Elkann recently toured some of Stellantis’ U.S. sites and presided over a leadership conference at the company’s headquarters just outside Detroit. Again, quoting CNBC and one of its unnamed informants: “The source, who attended the U.S. town hall, said Elkann made no indication of revisiting any decisions. However, they confirmed the company has ended a surgical cost-cutting program internally named ‘Darwin’—a nod to Tavares saying the auto industry was in a Darwinian period, in which only the strongest survive. ‘Darwin is dead because we intend to survive,’ Elkann said, according to the source.”
A micro manager didn’t know how to read the room because he didn’t listen is the impression I get from this article.
Carlos was given a number of MFGs that were not in good shape. Also he is not an American so the Vehicles that get the most attention are those that he was involved in and grew up with.
Contrary to what many like to believe Chrysler was not in good shape to start with. Daimler killed most of their cars and high MPG models. Sergio took the profits from Ram and Jeep and pushed them into Fiat and Alfa and found they did not help.

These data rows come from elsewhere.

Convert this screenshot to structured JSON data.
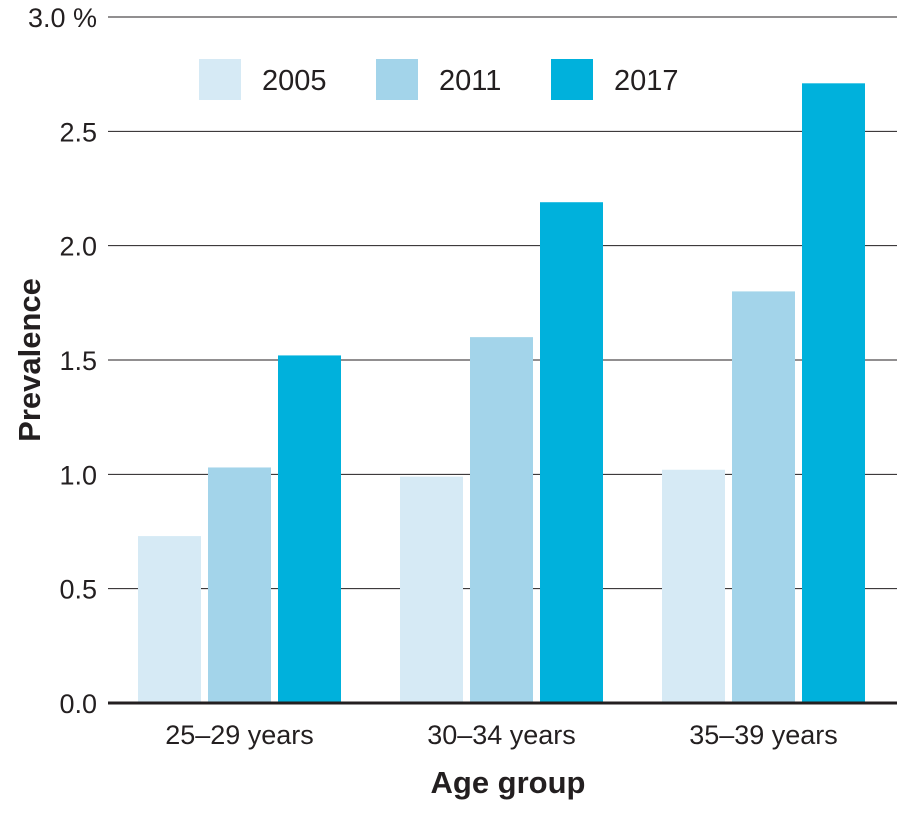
{
  "chart_data": {
    "type": "bar",
    "title": "",
    "xlabel": "Age group",
    "ylabel": "Prevalence",
    "ylim": [
      0,
      3.0
    ],
    "y_ticks": [
      "0.0",
      "0.5",
      "1.0",
      "1.5",
      "2.0",
      "2.5",
      "3.0 %"
    ],
    "y_tick_values": [
      0,
      0.5,
      1.0,
      1.5,
      2.0,
      2.5,
      3.0
    ],
    "grid": true,
    "legend_position": "top-center",
    "categories": [
      "25–29 years",
      "30–34 years",
      "35–39 years"
    ],
    "series": [
      {
        "name": "2005",
        "color": "#d6eaf5",
        "values": [
          0.73,
          0.99,
          1.02
        ]
      },
      {
        "name": "2011",
        "color": "#a3d4ea",
        "values": [
          1.03,
          1.6,
          1.8
        ]
      },
      {
        "name": "2017",
        "color": "#00b1dc",
        "values": [
          1.52,
          2.19,
          2.71
        ]
      }
    ]
  }
}
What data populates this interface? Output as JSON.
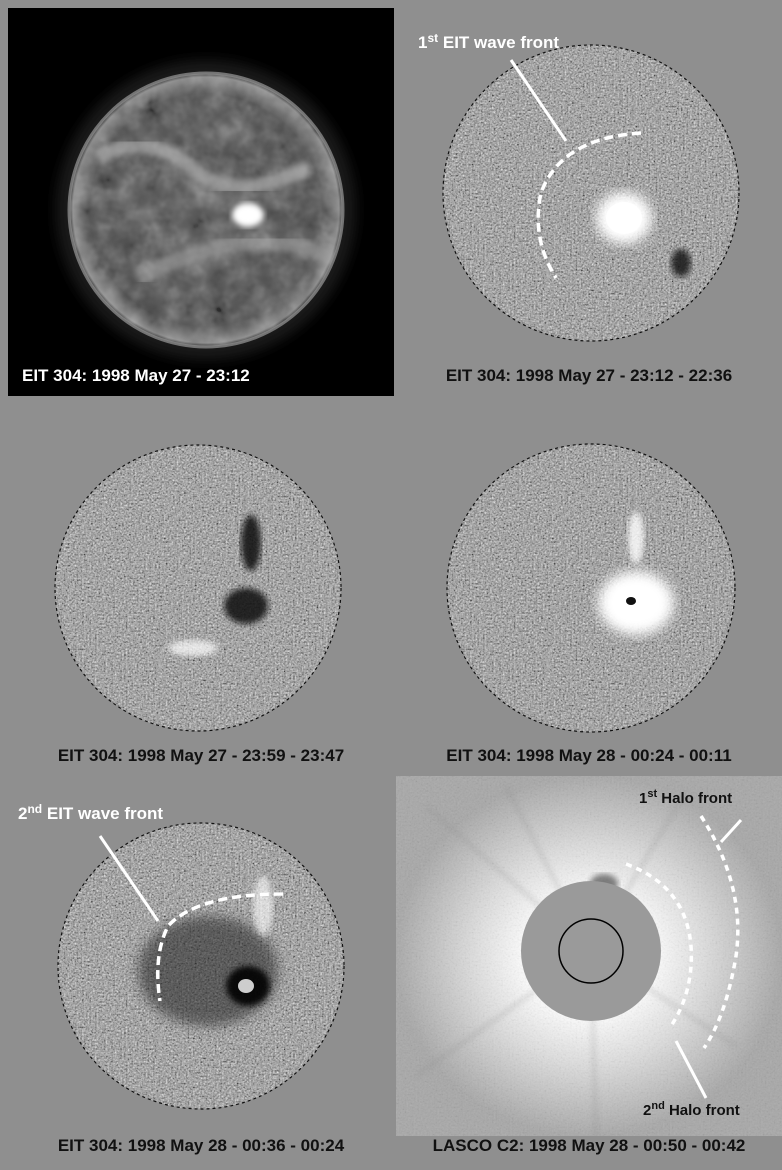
{
  "panels": [
    {
      "caption": "EIT 304: 1998 May 27 - 23:12"
    },
    {
      "caption": "EIT 304: 1998 May 27 - 23:12 - 22:36",
      "annotation_sup": "st",
      "annotation_prefix": "1",
      "annotation_rest": " EIT wave front"
    },
    {
      "caption": "EIT 304: 1998 May 27 - 23:59 - 23:47"
    },
    {
      "caption": "EIT 304: 1998 May 28 - 00:24 - 00:11"
    },
    {
      "caption": "EIT 304: 1998 May 28 - 00:36 - 00:24",
      "annotation_sup": "nd",
      "annotation_prefix": "2",
      "annotation_rest": " EIT wave front"
    },
    {
      "caption": "LASCO C2: 1998 May 28 - 00:50 - 00:42",
      "halo1": {
        "prefix": "1",
        "sup": "st",
        "rest": " Halo front"
      },
      "halo2": {
        "prefix": "2",
        "sup": "nd",
        "rest": " Halo front"
      }
    }
  ],
  "colors": {
    "background": "#8f8f8f",
    "sun_panel_bg": "#000000",
    "annotation": "#ffffff"
  }
}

While the Hemi cars were cool and sexy they were old and out dated and very heavy. They should have been updated long ago, But their time came and went. Also the smaller high MPG cars were reskinned Fiats that lacked the quality.
By the time Carlos got Chrysler he needed new platforms. He needed a more efficient and lighter Hemi V8 and he needed smaller cars that were reliable and good quality. He also and still faces the need of some kind of electric car program and this may slow down but it is not going to go away globally.
I’m in no way a Carlos fan but he was put in a tough no win situation.
While many loved Sergio he never did much to help Chryslers future. These high powered trucks and cars are great but the small CUV models are what pay the bills and make the profits.
Yes a Hellcat was expensive. But they were not high volume and most of these platforms sold cheap and at little profit. My In Laws have a 300 and they paid a price most pay for a Malibu for the car. Good deal for them but no real profit for Chrysler.